Das konnte Karla nur zu gut bestätigen. Sagte man ihrer Freundin etwas, das diese nicht hören wollte, ging es beim einen Ohr hinein und beim anderen wieder raus.
"Sag mal, funktioniert dein Drucker? Bei meinem ist die Tintenpatrone leer."
Die Ägyptologin stöhnte. Karla würde sich nie ändern und so chaotisch bleiben, wie sie schon in der Schule gewesen war.
Universität Hannover
Karla war früh dran. Während der Fahrt hatte sie sich noch einmal informiert, wo sie ihren Gesprächspartner finden würde. Auf keinen Fall wollte sie orientierungslos durch die Gegend irren und in allerletzter Minute völlig verschwitzt zum Interview erscheinen.
Dieses Szenario war ihr noch nie passiert, dafür war es allerdings ihr größter Alptraum. Danach kam gleich, dass sie ihre Fragen vergessen hatte. Dies war ihr tatsächlich einmal passiert und ein Kollege hatte ihr die Datei mit den Fragen kurz vor dem Interview mailen müssen, was ziemlich knapp geworden war. Seitdem hatte sie die Fragen auf jede erdenkliche Art und Weise dabei, falls sie den Ausdruck wieder vergessen sollte.
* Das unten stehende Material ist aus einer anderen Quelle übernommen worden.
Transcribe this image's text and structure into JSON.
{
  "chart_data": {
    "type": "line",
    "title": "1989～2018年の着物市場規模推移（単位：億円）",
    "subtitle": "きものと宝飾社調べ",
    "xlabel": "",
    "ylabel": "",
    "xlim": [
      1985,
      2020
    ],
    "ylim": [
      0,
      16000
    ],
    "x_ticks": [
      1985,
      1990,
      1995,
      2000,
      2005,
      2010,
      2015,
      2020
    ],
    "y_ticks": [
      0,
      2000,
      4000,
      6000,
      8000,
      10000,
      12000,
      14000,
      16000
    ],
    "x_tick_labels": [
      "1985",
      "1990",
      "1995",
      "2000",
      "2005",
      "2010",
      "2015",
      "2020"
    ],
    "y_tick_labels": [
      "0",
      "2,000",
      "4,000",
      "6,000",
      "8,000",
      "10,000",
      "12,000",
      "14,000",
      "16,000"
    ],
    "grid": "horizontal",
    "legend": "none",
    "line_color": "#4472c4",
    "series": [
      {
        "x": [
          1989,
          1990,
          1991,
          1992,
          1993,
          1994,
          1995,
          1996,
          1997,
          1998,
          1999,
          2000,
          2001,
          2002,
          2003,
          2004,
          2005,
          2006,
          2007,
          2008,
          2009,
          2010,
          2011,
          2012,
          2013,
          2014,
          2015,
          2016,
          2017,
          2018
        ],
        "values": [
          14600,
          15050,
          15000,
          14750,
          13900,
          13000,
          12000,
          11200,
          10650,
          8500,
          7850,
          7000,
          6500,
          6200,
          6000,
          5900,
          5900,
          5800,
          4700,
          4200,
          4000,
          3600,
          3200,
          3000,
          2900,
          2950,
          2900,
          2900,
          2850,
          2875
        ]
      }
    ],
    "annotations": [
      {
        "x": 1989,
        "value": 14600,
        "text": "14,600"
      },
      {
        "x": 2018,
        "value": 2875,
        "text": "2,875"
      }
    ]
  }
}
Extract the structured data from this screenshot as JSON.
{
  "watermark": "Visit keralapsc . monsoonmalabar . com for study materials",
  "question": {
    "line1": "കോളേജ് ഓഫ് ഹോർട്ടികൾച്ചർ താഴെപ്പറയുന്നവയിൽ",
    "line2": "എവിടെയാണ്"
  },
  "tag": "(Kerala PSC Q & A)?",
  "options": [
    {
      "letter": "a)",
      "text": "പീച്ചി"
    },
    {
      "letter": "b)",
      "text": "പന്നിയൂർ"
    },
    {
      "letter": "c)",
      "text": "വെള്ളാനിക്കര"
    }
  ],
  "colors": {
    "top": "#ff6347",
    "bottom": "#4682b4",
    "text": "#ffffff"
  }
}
Dass Universitäten immer so unübersichtlich waren. Jede Fakultät befand sich woanders, als würde sie sich für die Beste halten und sei mit den anderen verfeindet.
Gut, es kam noch hinzu, dass sie keine besonders gute Kartenleserin war. Mit der Navigations-App auf ihrem Smartphone fand sie problemlos von A nach B. Leider war das im Inneren von Gebäuden nicht möglich. Dort musste jeder selbst sein Ziel finden.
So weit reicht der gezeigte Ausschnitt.